More Bad News for the US Dollar's Reserve Currency Status

Uh-ho… The Swiss mega-bank UBS completed a survey of 80 central bank reserve managers yesterday. More than half predicted the US dollar would be replaced as the world’s reserve by a “portfolio of currencies” sometime in the next 25 years.

That UBS even conducted a survey on the dollar’s validity represents a sea change in attitude since we first published Demise of the Dollar in 2005.

Between them, the bank reserve managers control about $8 trillion.

“The results [of the survey],” according to The Financial Times, “are the latest sign of dissatisfaction with the dollar as a reserve currency, amid concerns over the US government’s inability to rein in spending and the Federal Reserve’s huge expansion of its balance sheet.”

In another shift of strategy, none of the managers surveyed by UBS say they plan to sell gold over the next few years.

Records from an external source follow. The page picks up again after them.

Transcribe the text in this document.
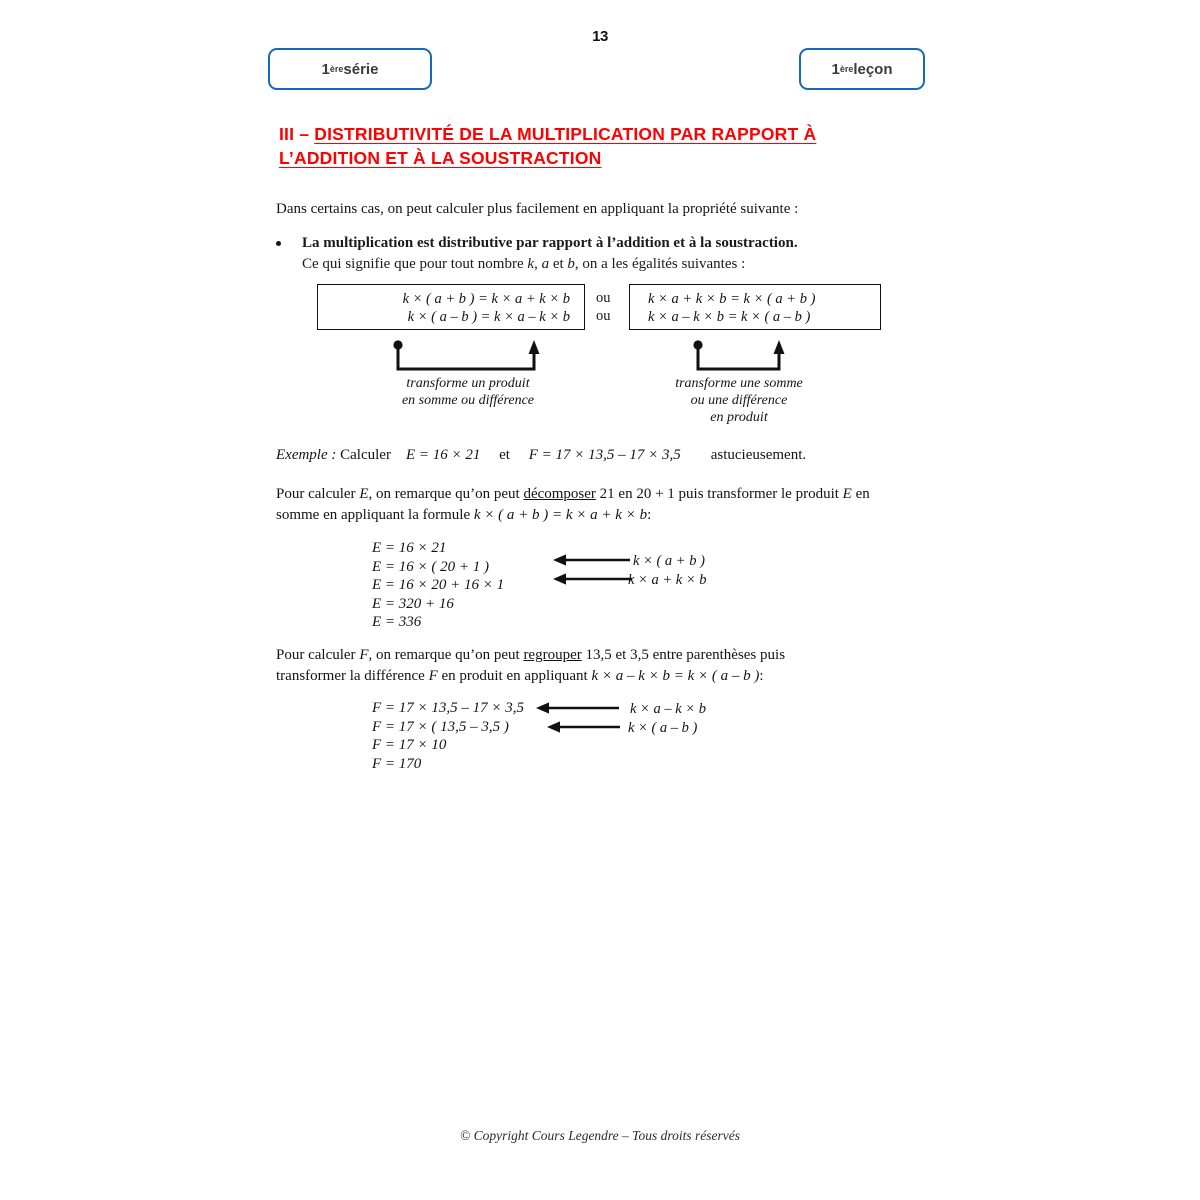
13
1 ère série	1 ère leçon
III – DISTRIBUTIVITÉ DE LA MULTIPLICATION PAR RAPPORT À
L’ADDITION ET À LA SOUSTRACTION
Dans certains cas, on peut calculer plus facilement en appliquant la propriété suivante :
La multiplication est distributive par rapport à l’addition et à la soustraction.
Ce qui signifie que pour tout nombre k, a et b, on a les égalités suivantes :
k × ( a + b ) = k × a + k × b
k × ( a – b ) = k × a – k × b
ou
ou
k × a + k × b = k × ( a + b )
k × a – k × b = k × ( a – b )
transforme un produit
en somme ou différence
transforme une somme
ou une différence
en produit
Exemple : Calculer    E = 16 × 21 et F = 17 × 13,5 – 17 × 3,5 astucieusement.
Pour calculer E, on remarque qu’on peut décomposer 21 en 20 + 1 puis transformer le produit E en
somme en appliquant la formule k × ( a + b ) = k × a + k × b:
E = 16 × 21
E = 16 × ( 20 + 1 )
E = 16 × 20 + 16 × 1
E = 320 + 16
E = 336
k × ( a + b )
k × a + k × b
Pour calculer F, on remarque qu’on peut regrouper 13,5 et 3,5 entre parenthèses puis
transformer la différence F en produit en appliquant k × a – k × b = k × ( a – b ):
F = 17 × 13,5 – 17 × 3,5
F = 17 × ( 13,5 – 3,5 )
F = 17 × 10
F = 170
k × a – k × b
k × ( a – b )
© Copyright Cours Legendre – Tous droits réservés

A few even fessed they plan to add to their stashes of Midas’ favorite metal.

The World Gold Council claims central banks are on track to make their largest annual purchases of gold this year since Richard Nixon “closed the gold window” in 1971 and cut the dollar’s last remaining tie to gold.

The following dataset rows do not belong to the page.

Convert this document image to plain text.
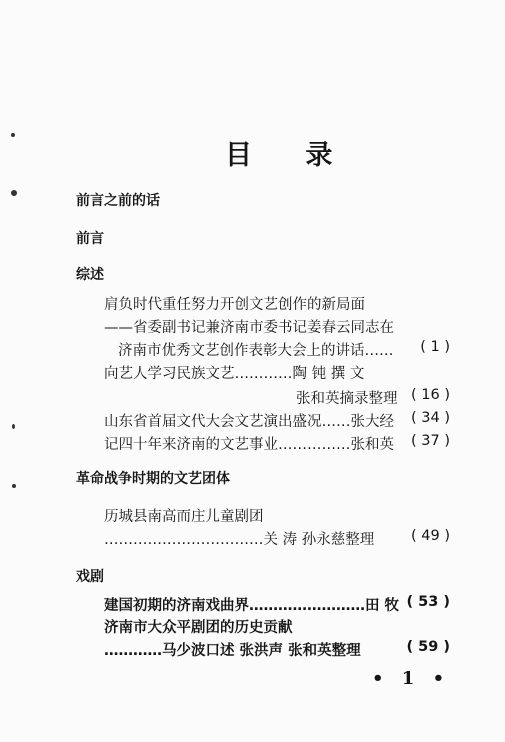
目 录
前言之前的话
前言
综述
肩负时代重任努力开创文艺创作的新局面
——省委副书记兼济南市委书记姜春云同志在
济南市优秀文艺创作表彰大会上的讲话…… ( 1 )
向艺人学习民族文艺…………陶 钝 撰 文
张和英摘录整理 ( 16 )
山东省首届文代大会文艺演出盛况……张大经 ( 34 )
记四十年来济南的文艺事业……………张和英 ( 37 )
革命战争时期的文艺团体
历城县南高而庄儿童剧团
……………………………关 涛 孙永慈整理	( 49 )
戏剧
建国初期的济南戏曲界……………………田 牧 ( 53 )
济南市大众平剧团的历史贡献
…………马少波口述 张洪声 张和英整理	( 59 )
• 1 •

Russia and China are doing their part to accelerate the dollar’s demise. The two nations’ central banks have signed an agreement to conduct trade in rubles and yuan.

“This agreement,” says Russian Central Bank Deputy Chairman Viktor Melnikov, “allows for settlements through Russian and Chinese banks not only in the freely convertible currencies but also in the yuan and the ruble.” It builds on a handshake deal between Russian President Vladimir Putin and Chinese Premier Wen Jiabao that we told you about seven months ago.

“Dollar’s Reserve Currency Status at Risk Following Russia-China Deal,” reads a breathless headline on this story at oilprice.com.

“The headline is a bit overblown,” says our acquaintance, the veteran US diplomat Chas Freeman, “but it – and the underlying story – is a step in the direction it posits.”